Sam has to first convince Liza to let him visit Adam—she believes Adam is a bad influence and doesn’t want her husband to associate with such a man. But when Liza hears that Adam has not given his sons any names, she tells Sam that he must not fail to get through to Adam. She lends him a bible so that he and Adam may go through it to find suitable names. Sam is surprised by his wife, and is filled with wonder and love for her.
Liza surprises her husband by not only allowing him to go see Adam but encouraging him. Liza has the same appreciation for human life and human triumph and redemption that Sam does—and Sam feels an overwhelming sense of love for her. Though she is not his great love, she is still deeply important to him. Their relationship is a testament to human strength.
Sam arrives at Adam’s door, but Adam tells Sam he is unwelcome. Sam begins to shout at Adam, building up his anger, condemning him for failing to treat his boys like people. Sam even goes so far as to grab Adam by the throat, throwing him to the ground. Adam seems to come to his senses, and actually thanks Sam for abusing him. Sam cheerfully asks Adam if his performance was convincing—for Sam is not truly a violent man.
Sam must put on a great performance when he sees Adam. He is not a violent man but he is willing to make a show of violence for the greater good. It is possible that this is a commentary on violence and war more generally—how might we make sense of war if we believe human nature is ultimately good?
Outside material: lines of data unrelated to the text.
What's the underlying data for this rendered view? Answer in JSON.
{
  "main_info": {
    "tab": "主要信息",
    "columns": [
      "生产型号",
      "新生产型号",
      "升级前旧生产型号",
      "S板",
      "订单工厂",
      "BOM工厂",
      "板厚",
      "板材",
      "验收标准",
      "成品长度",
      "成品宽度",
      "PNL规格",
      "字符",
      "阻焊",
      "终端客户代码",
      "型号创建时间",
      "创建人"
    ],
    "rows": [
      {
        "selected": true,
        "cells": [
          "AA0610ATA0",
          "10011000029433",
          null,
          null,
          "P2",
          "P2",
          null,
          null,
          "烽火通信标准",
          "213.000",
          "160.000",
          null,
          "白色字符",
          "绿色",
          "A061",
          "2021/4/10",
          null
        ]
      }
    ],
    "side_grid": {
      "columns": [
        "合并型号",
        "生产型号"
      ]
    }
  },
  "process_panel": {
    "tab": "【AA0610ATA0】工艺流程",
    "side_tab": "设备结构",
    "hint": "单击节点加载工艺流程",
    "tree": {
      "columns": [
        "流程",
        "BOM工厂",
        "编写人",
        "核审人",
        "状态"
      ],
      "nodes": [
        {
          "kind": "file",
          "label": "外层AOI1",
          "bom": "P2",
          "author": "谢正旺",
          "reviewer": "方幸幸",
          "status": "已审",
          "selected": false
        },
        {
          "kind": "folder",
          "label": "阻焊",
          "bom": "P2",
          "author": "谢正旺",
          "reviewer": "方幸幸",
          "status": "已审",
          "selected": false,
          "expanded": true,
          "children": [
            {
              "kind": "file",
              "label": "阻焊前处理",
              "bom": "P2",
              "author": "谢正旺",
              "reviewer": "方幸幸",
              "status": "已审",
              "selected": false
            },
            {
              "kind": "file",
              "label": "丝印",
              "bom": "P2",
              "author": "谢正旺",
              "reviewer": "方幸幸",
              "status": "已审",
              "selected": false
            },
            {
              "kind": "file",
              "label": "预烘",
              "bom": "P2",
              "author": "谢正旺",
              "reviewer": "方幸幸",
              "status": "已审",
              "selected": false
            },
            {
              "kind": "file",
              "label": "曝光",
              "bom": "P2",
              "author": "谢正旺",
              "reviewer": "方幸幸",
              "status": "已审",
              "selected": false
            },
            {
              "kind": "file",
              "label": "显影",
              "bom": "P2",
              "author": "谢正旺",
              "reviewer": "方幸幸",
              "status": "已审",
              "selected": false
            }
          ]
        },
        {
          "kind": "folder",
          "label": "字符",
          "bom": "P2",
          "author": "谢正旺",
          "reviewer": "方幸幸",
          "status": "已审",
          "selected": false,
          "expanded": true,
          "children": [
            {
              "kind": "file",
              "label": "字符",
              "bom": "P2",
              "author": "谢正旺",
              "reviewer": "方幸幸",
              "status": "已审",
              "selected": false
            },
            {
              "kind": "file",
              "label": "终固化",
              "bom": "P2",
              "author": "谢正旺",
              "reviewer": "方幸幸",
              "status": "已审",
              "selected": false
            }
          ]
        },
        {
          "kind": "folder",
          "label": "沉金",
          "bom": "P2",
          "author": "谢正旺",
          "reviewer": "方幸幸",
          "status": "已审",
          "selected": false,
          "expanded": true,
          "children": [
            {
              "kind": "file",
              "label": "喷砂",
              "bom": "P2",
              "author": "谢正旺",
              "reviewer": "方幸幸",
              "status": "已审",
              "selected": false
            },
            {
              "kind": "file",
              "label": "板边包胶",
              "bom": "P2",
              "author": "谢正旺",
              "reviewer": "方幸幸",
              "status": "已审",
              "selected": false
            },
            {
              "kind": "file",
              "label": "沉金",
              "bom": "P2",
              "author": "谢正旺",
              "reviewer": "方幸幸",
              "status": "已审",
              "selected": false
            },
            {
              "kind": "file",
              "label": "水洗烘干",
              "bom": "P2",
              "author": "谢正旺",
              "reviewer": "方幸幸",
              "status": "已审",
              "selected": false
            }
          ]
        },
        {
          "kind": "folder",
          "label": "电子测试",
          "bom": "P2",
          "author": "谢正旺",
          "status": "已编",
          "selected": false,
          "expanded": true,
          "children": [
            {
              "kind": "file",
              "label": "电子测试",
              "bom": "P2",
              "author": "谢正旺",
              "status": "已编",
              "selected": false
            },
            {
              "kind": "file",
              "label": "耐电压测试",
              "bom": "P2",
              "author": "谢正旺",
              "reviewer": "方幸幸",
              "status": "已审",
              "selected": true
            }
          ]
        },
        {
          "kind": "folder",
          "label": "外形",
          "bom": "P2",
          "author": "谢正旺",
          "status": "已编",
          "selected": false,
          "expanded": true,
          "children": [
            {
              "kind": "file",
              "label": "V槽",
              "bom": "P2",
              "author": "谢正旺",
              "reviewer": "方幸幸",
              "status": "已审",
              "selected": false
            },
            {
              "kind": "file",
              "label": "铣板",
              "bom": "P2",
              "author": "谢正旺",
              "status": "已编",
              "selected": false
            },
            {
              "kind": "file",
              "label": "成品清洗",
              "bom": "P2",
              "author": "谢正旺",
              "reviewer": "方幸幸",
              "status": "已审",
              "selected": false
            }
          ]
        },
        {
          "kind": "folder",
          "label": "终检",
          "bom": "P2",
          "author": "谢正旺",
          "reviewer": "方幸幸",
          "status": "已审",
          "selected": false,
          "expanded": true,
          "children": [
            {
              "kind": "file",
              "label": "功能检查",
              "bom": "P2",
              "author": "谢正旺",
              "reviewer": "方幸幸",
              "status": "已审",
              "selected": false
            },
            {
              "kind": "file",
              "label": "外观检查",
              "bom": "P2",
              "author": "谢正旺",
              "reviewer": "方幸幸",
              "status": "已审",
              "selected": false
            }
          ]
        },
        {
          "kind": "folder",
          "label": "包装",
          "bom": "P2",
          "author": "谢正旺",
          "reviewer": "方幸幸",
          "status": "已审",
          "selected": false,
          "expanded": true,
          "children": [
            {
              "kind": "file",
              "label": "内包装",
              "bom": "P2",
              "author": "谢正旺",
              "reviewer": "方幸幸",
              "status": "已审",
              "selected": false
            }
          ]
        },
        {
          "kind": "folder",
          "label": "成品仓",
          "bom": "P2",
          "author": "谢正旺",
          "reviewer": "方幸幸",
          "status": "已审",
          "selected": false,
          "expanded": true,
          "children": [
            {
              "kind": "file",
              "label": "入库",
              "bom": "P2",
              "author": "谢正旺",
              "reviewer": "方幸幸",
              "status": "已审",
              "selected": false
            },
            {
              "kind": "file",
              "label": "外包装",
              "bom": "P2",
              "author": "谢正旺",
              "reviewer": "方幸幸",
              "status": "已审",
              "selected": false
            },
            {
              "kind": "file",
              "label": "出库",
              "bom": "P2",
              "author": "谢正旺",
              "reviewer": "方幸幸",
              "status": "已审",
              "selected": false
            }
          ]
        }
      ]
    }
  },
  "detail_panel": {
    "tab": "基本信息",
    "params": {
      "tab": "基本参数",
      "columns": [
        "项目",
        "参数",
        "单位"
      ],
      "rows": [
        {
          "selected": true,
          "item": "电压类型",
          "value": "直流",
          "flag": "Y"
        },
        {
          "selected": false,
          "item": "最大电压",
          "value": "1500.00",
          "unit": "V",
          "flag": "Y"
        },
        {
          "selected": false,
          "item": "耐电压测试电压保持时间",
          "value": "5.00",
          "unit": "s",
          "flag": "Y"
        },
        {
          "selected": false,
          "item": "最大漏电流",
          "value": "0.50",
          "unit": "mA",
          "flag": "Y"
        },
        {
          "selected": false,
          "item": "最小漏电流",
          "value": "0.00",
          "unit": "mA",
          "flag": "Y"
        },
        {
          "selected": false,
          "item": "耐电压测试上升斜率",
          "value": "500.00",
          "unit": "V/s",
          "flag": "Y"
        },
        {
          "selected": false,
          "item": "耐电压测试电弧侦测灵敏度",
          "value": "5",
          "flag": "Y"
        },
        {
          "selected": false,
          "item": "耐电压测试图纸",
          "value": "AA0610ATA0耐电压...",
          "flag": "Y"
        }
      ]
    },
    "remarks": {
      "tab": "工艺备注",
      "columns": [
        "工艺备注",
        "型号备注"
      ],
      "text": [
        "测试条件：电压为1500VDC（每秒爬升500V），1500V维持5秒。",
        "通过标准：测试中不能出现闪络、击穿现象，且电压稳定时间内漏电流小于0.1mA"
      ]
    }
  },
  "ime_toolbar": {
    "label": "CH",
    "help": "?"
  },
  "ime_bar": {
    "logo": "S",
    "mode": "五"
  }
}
Perhaps violence for a good cause is possible.
Sam and Adam go to look at the boys—Adam has never really looked into their faces before. Adam says he feels like he is waking up from a deep sleep. Sam says Adam has built Cathy up in his mind, but he’s never really seen her for what she is. Sam then tells Adam he is getting well—some men refuse to get well because they believe their sickness has a kind of glory in it. But, he says, time will heal Adam if Adam will let it.
Sam, once again seeming to speak from experience, tells Adam that if he will let time heal him then it will—though time is destroying Sam’s body, it will ultimately repair Adam’s mind (assuming he allows it to). Sam also astutely points out that Adam loved an idealized version of Cathy and never knew the real Cathy.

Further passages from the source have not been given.